Friends, though divided eBook

This eBook from the Gutenberg Project consists of approximately 368 pages of information about Friends, though divided.

“Thank God you are here, my Lord Ashburnham,” the king said.  “Fortune is always so against me that I feared something might occur to detain you.  Ha!  Master Furness, I am glad to see so faithful a friend.”

The king and Major Legg now mounted, and the little party rode off.  Their road led through Windsor Forest, then of far greater extent than at present.  Through this the king acted as guide.  The night was wild and stormy, but the king was well acquainted with the forest, and at daybreak the party, weary and drenched, arrived at Sutton, in Hampshire.  Here they found six horses, which Lord Ashburnham had on the previous day sent forward, and mounting these, they again rode on.  As the sun rose their spirits revived, and the king entered into conversation with Ashburnham, Berkeley, and Harry as to his plans.  The latter was surprised and disappointed to find that so hurriedly had the king finally made up his mind to fly that no ship had been prepared to take him from the coast, and that it was determined that for the time the king should go to the Isle of Wight.  The governor of the Isle of Wight was Colonel Hammond, who was connected with both parties.  His uncle was chaplain to the king, and he was himself married to a daughter of Hampden.  It was arranged that the king and Major Legg should proceed to a house of Lord Southampton at Titchfield, and that Berkeley and Lord Ashburnham should go to the Isle of Wight to Colonel Hammond, to find if he would receive the king.  Harry, with his followers, was to proceed to Southampton, and there to procure a ship, which was to be in readiness to embark the king when a message was received from him.  Agents of the king had already received orders to have a ship in readiness, and should this be done, it was at once to be brought round to Titchfield.
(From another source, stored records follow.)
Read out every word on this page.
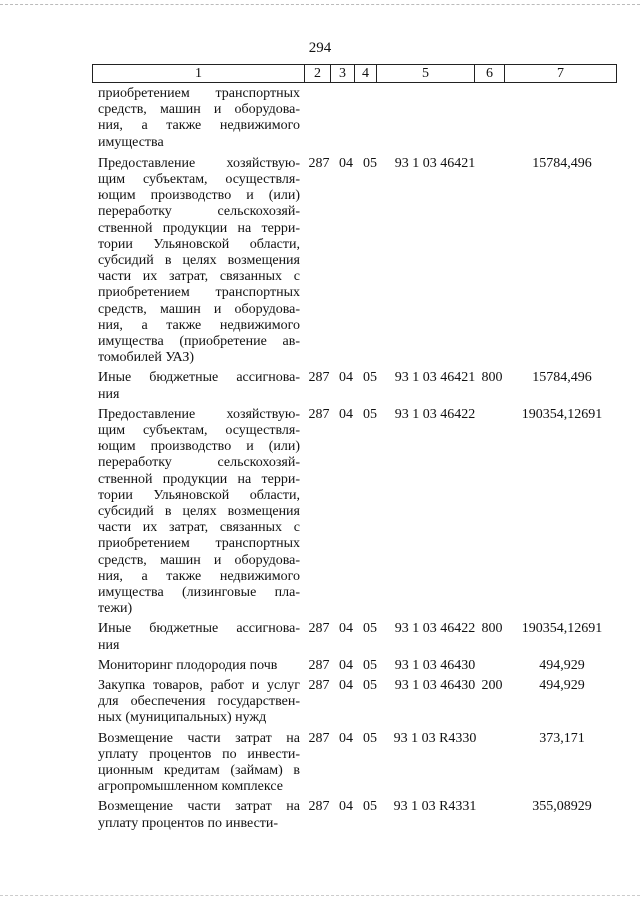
294
1	2	3	4	5	6	7
приобретением транспортных
средств, машин и оборудова-
ния, а также недвижимого
имущества
Предоставление хозяйствую-
щим субъектам, осуществля-
ющим производство и (или)
переработку сельскохозяй-
ственной продукции на терри-
тории Ульяновской области,
субсидий в целях возмещения
части их затрат, связанных с
приобретением транспортных
средств, машин и оборудова-
ния, а также недвижимого
имущества (приобретение ав-
томобилей УАЗ)
287 04 05	93 1 03 46421	15784,496
Иные бюджетные ассигнова-
ния
287 04 05	93 1 03 46421 800	15784,496
Предоставление хозяйствую-
щим субъектам, осуществля-
ющим производство и (или)
переработку сельскохозяй-
ственной продукции на терри-
тории Ульяновской области,
субсидий в целях возмещения
части их затрат, связанных с
приобретением транспортных
средств, машин и оборудова-
ния, а также недвижимого
имущества (лизинговые пла-
тежи)
287 04 05	93 1 03 46422	190354,12691
Иные бюджетные ассигнова-
ния
287 04 05	93 1 03 46422 800	190354,12691
Мониторинг плодородия почв	287 04 05	93 1 03 46430	494,929
Закупка товаров, работ и услуг
для обеспечения государствен-
ных (муниципальных) нужд
287 04 05	93 1 03 46430 200	494,929
Возмещение части затрат на
уплату процентов по инвести-
ционным кредитам (займам) в
агропромышленном комплексе
287 04 05	93 1 03 R4330	373,171
Возмещение части затрат на
уплату процентов по инвести-
287 04 05	93 1 03 R4331	355,08929
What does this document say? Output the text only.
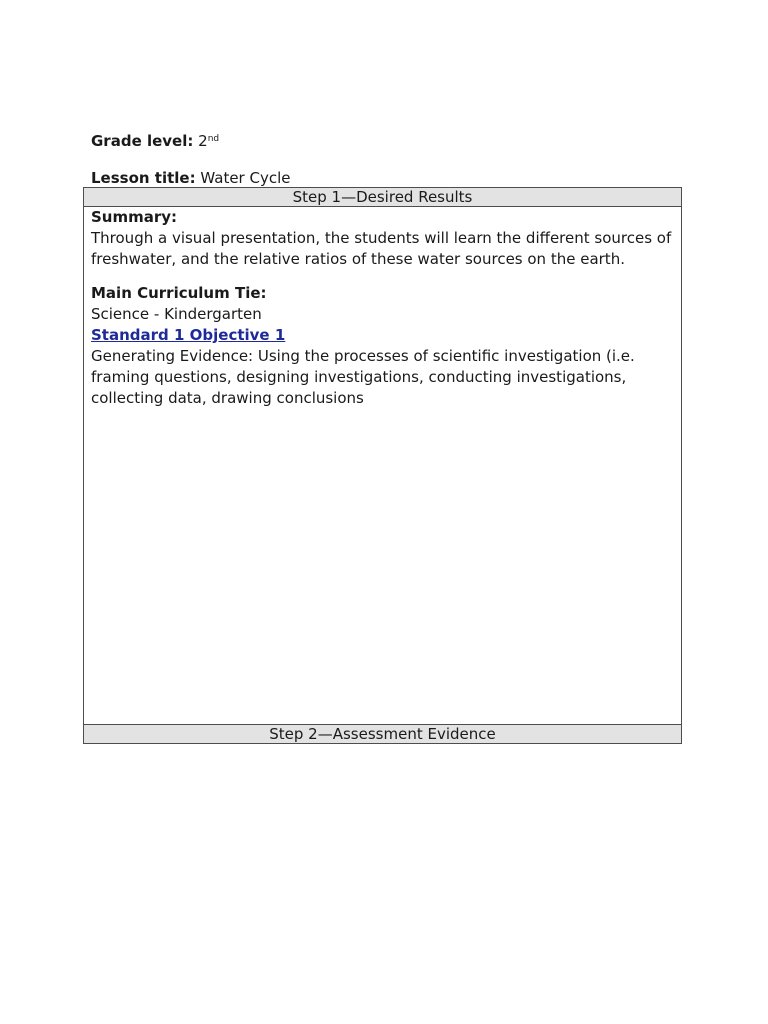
Grade level: 2nd
Lesson title: Water Cycle
Step 1—Desired Results
Summary:
Through a visual presentation, the students will learn the different sources of freshwater, and the relative ratios of these water sources on the earth.
Main Curriculum Tie:
Science - Kindergarten
Standard 1 Objective 1
Generating Evidence: Using the processes of scientific investigation (i.e. framing questions, designing investigations, conducting investigations, collecting data, drawing conclusions
Step 2—Assessment Evidence
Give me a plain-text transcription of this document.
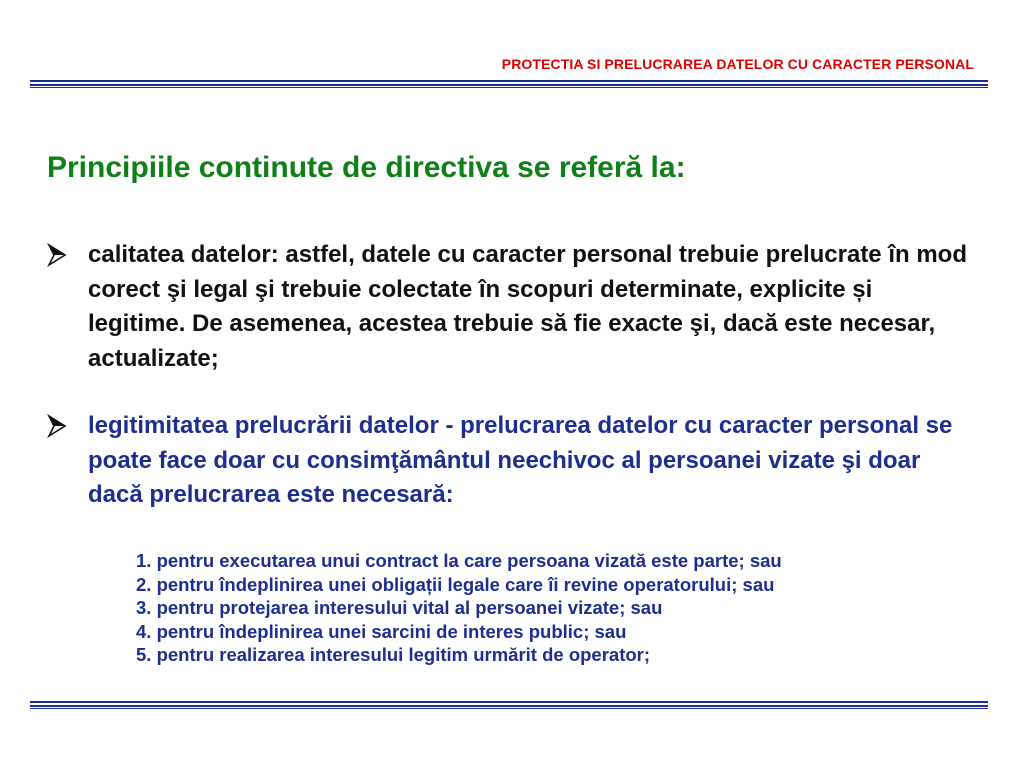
PROTECTIA SI PRELUCRAREA DATELOR CU CARACTER PERSONAL
Principiile continute de directiva se referă la:
calitatea datelor: astfel, datele cu caracter personal trebuie prelucrate în mod corect şi legal şi trebuie colectate în scopuri determinate, explicite și legitime. De asemenea, acestea trebuie să fie exacte şi, dacă este necesar, actualizate;
legitimitatea prelucrării datelor - prelucrarea datelor cu caracter personal se poate face doar cu consimţământul neechivoc al persoanei vizate şi doar dacă prelucrarea este necesară:
1. pentru executarea unui contract la care persoana vizată este parte; sau
2. pentru îndeplinirea unei obligații legale care îi revine operatorului; sau
3. pentru protejarea interesului vital al persoanei vizate; sau
4. pentru îndeplinirea unei sarcini de interes public; sau
5. pentru realizarea interesului legitim urmărit de operator;
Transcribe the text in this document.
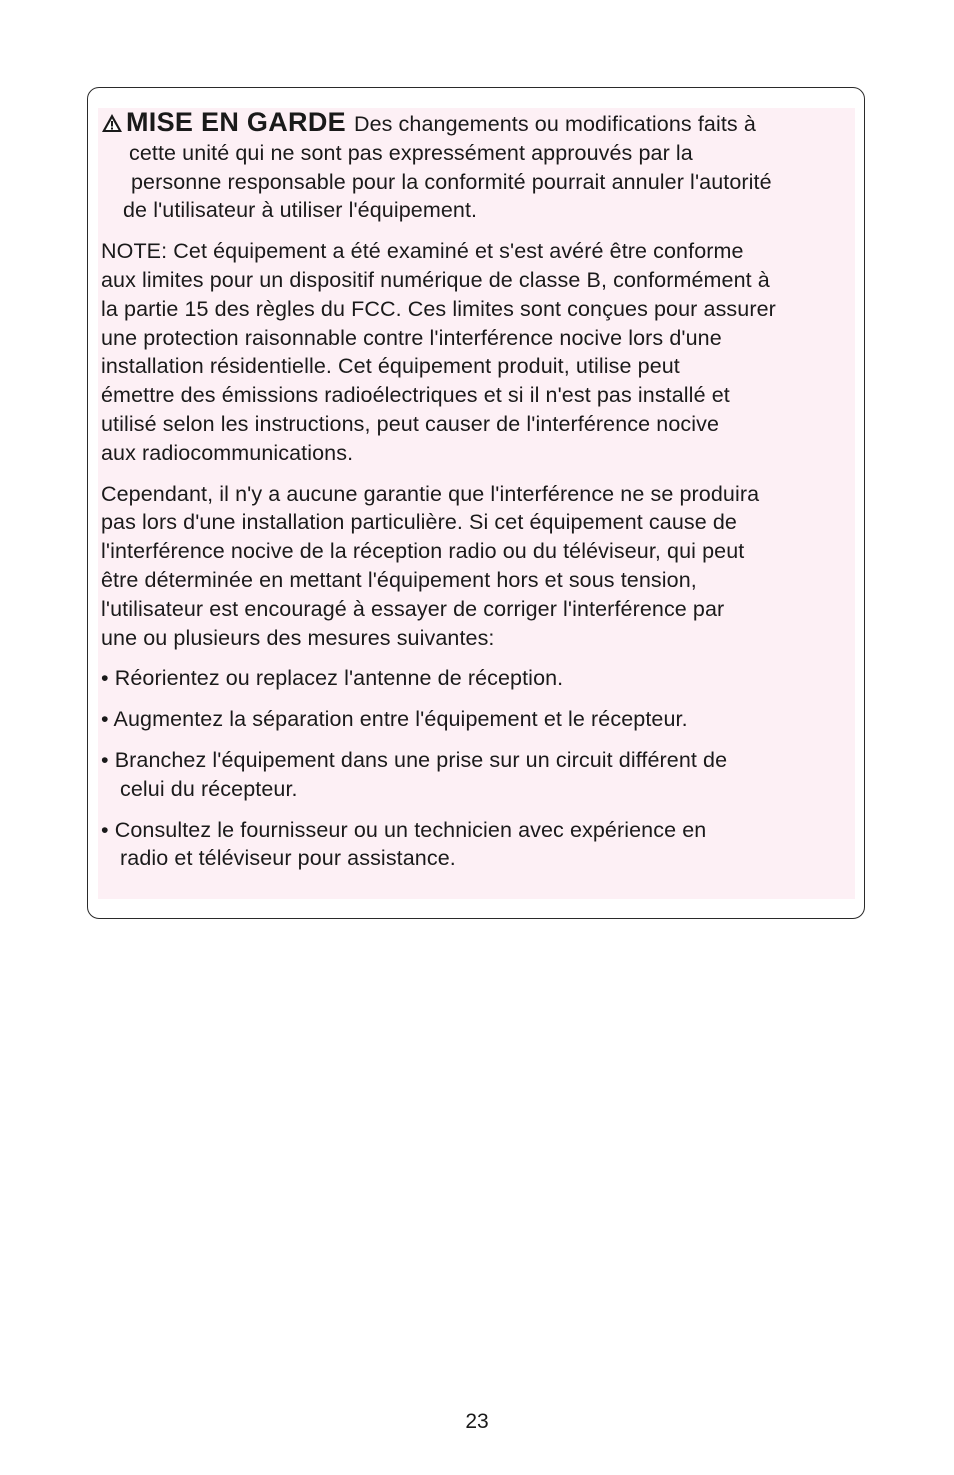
MISE EN GARDE Des changements ou modifications faits à
cette unité qui ne sont pas expressément approuvés par la
personne responsable pour la conformité pourrait annuler l'autorité
de l'utilisateur à utiliser l'équipement.
NOTE: Cet équipement a été examiné et s'est avéré être conforme
aux limites pour un dispositif numérique de classe B, conformément à
la partie 15 des règles du FCC. Ces limites sont conçues pour assurer
une protection raisonnable contre l'interférence nocive lors d'une
installation résidentielle. Cet équipement produit, utilise peut
émettre des émissions radioélectriques et si il n'est pas installé et
utilisé selon les instructions, peut causer de l'interférence nocive
aux radiocommunications.
Cependant, il n'y a aucune garantie que l'interférence ne se produira
pas lors d'une installation particulière. Si cet équipement cause de
l'interférence nocive de la réception radio ou du téléviseur, qui peut
être déterminée en mettant l'équipement hors et sous tension,
l'utilisateur est encouragé à essayer de corriger l'interférence par
une ou plusieurs des mesures suivantes:
• Réorientez ou replacez l'antenne de réception.
• Augmentez la séparation entre l'équipement et le récepteur.
• Branchez l'équipement dans une prise sur un circuit différent de
celui du récepteur.
• Consultez le fournisseur ou un technicien avec expérience en
radio et téléviseur pour assistance.
23
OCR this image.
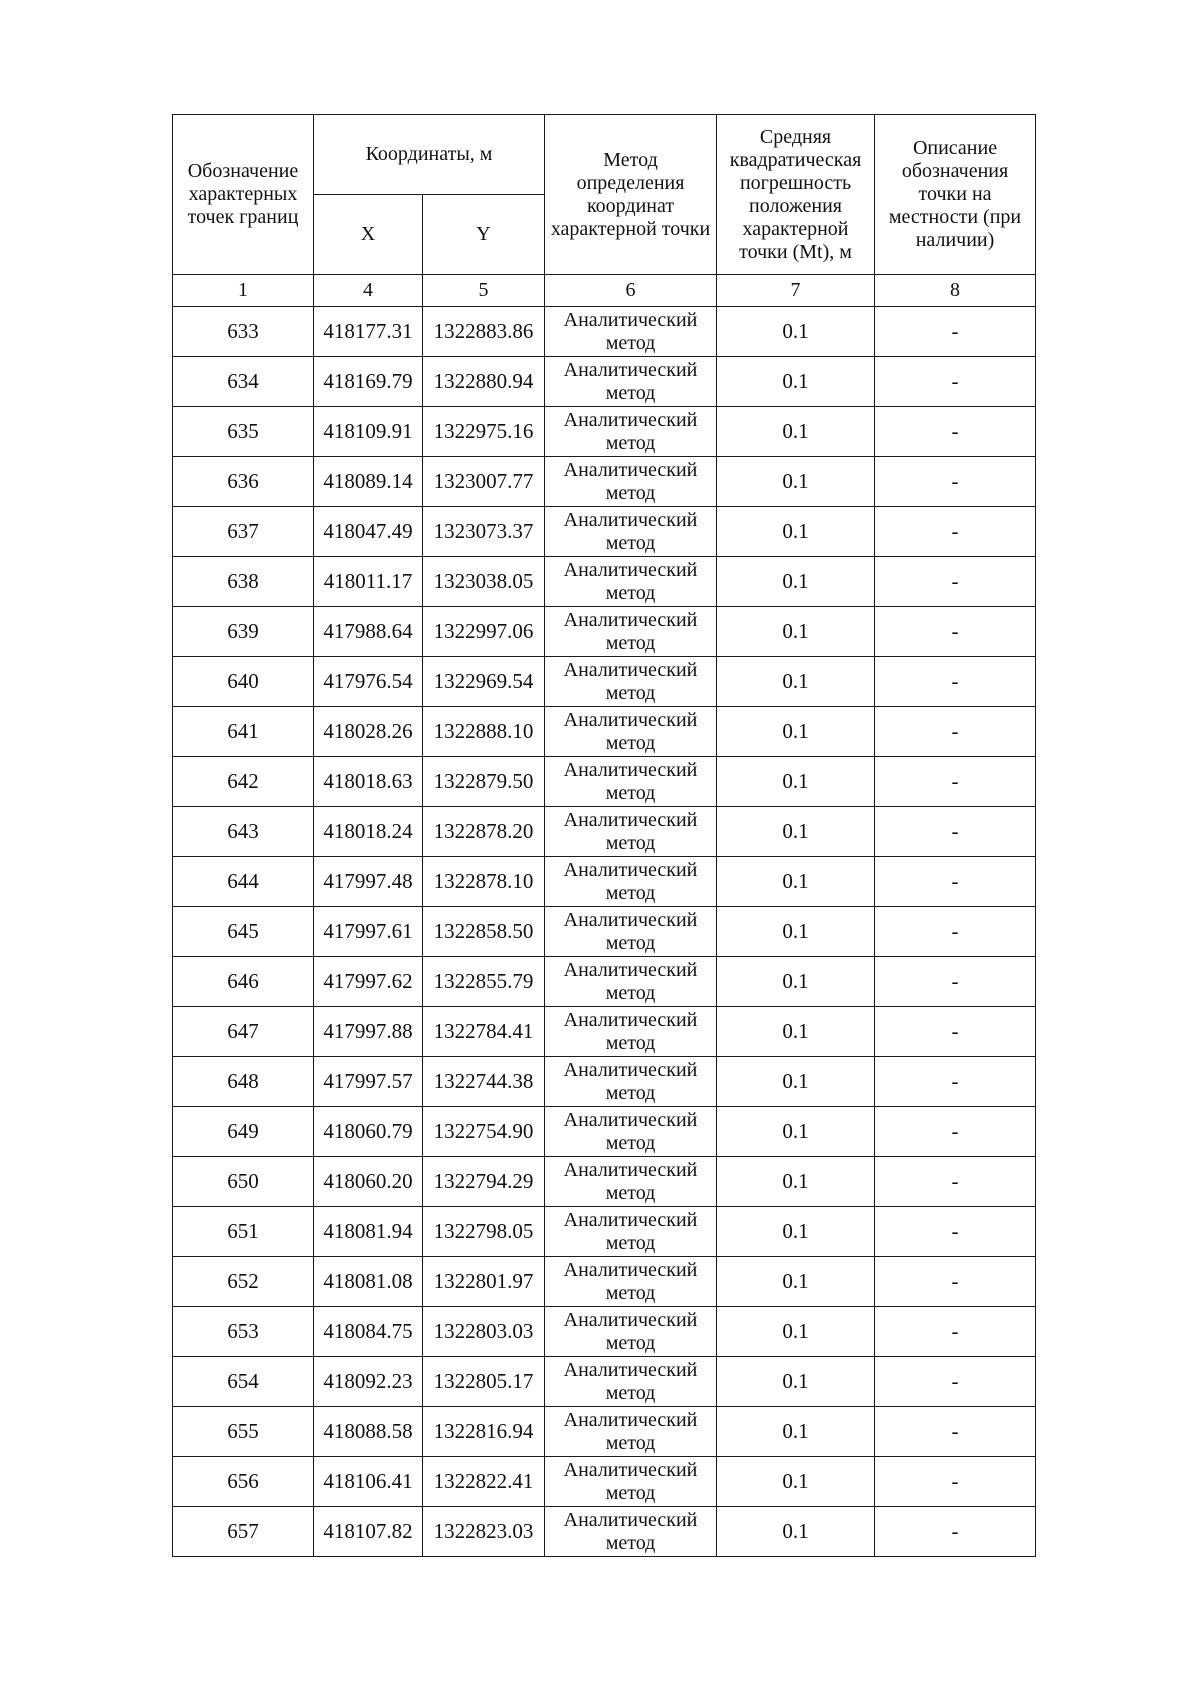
Обозначение характерных точек границ	Координаты, м		Метод определения координат характерной точки	Средняя квадратическая погрешность положения характерной точки (Mt), м	Описание обозначения точки на местности (при наличии)
	X	Y			
1	4	5	6	7	8
633	418177.31	1322883.86	Аналитический метод	0.1	-
634	418169.79	1322880.94	Аналитический метод	0.1	-
635	418109.91	1322975.16	Аналитический метод	0.1	-
636	418089.14	1323007.77	Аналитический метод	0.1	-
637	418047.49	1323073.37	Аналитический метод	0.1	-
638	418011.17	1323038.05	Аналитический метод	0.1	-
639	417988.64	1322997.06	Аналитический метод	0.1	-
640	417976.54	1322969.54	Аналитический метод	0.1	-
641	418028.26	1322888.10	Аналитический метод	0.1	-
642	418018.63	1322879.50	Аналитический метод	0.1	-
643	418018.24	1322878.20	Аналитический метод	0.1	-
644	417997.48	1322878.10	Аналитический метод	0.1	-
645	417997.61	1322858.50	Аналитический метод	0.1	-
646	417997.62	1322855.79	Аналитический метод	0.1	-
647	417997.88	1322784.41	Аналитический метод	0.1	-
648	417997.57	1322744.38	Аналитический метод	0.1	-
649	418060.79	1322754.90	Аналитический метод	0.1	-
650	418060.20	1322794.29	Аналитический метод	0.1	-
651	418081.94	1322798.05	Аналитический метод	0.1	-
652	418081.08	1322801.97	Аналитический метод	0.1	-
653	418084.75	1322803.03	Аналитический метод	0.1	-
654	418092.23	1322805.17	Аналитический метод	0.1	-
655	418088.58	1322816.94	Аналитический метод	0.1	-
656	418106.41	1322822.41	Аналитический метод	0.1	-
657	418107.82	1322823.03	Аналитический метод	0.1	-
“This seems to me,” Jacob said, as, after separating from the king, they rode to Southampton, “to be but poor plotting.  Here has the king been for three months at Hampton Court, and could, had he so chosen, have fixed his flight for any day at his will.  A vessel might have been standing on and off the coast, ready to receive him, and he could have ridden down, and embarked immediately he reached the coast.  As it is, there is no ship and no arrangement, and for aught he knows he may be a closer prisoner in the Isle of Wight than he was at Hampton, while both parties with whom he has been negotiating will be more furious than ever at finding that he has fooled them.  If I could not plot better than this I would stick to a scrivener’s desk all my life.”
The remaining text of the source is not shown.